UNITED STATES
CHATTANOOGA, Tenn. (AP): Lost to Chattanooga history for 112 years, a photograph of Ed Johnson was finally uncovered on the anniversary of his lynching.
Joseph Malley, a Dallas-based attorney who has been researching Ed Johnson's Supreme Court Case for a book, found one photo with the help of Chattanooga residents Mariann Martin, Sam Hall and David Moon. Hall then was able to find a better quality version of the photo, which ran in a wire story titled, "U.S. Supreme Court couldn't stop lynching."

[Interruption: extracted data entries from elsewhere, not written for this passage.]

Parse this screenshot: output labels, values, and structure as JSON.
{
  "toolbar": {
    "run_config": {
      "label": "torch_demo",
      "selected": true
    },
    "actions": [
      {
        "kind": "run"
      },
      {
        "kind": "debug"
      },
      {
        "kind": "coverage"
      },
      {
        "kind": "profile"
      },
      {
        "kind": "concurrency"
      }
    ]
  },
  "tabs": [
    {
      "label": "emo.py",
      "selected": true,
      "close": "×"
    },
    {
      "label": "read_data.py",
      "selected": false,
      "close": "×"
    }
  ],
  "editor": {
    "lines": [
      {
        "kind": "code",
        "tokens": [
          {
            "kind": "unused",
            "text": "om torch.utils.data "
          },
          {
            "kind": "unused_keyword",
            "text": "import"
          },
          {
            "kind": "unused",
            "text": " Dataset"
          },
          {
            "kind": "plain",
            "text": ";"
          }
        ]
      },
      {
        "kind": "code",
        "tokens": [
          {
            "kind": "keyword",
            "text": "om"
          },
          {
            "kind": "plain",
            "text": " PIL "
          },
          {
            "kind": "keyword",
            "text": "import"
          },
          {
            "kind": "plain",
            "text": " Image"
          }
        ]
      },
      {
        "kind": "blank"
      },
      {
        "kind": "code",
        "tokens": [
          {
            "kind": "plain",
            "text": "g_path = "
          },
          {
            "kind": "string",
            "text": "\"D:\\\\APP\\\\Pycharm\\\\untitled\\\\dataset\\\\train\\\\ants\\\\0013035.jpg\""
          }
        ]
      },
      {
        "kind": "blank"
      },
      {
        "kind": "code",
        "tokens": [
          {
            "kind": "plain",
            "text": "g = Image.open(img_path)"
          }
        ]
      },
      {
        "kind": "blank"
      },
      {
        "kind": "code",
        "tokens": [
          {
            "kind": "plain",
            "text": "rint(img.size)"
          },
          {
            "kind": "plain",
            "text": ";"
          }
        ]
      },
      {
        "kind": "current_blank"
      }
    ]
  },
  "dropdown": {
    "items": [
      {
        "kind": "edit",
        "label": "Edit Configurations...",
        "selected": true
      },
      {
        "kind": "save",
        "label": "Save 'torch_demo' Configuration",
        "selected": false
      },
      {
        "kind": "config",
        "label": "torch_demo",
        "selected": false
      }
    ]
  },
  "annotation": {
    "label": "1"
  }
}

Johnson was lynched from the Walnut Street Bridge in 1906 after he was accused of raping a white woman. Johnson's attorneys, Noah Parden and Styles Hutchins, argued his case before the U.S. Supreme Court, persuading the court to grant him a stay of execution. But a mob broke into the jail and took matters into their own hands.
Johnson's case was the first time in history the Supreme Court gave a stay of execution and the first and only time the high court held a criminal trial, which ended with Hamilton County Sheriff Joseph F. Shipp being held in contempt of court. The justices said Shipp failed to keep Johnson safe, noting some of his deputies took part in the lynching, according to a book called "Contempt of Court."
To researchers' knowledge, the photo has never been printed in a Tennessee newspaper. Malley and Moon said one possible explanation for that is because, at the time, Tennessee newspapers generally did not publish photos of African-Americans.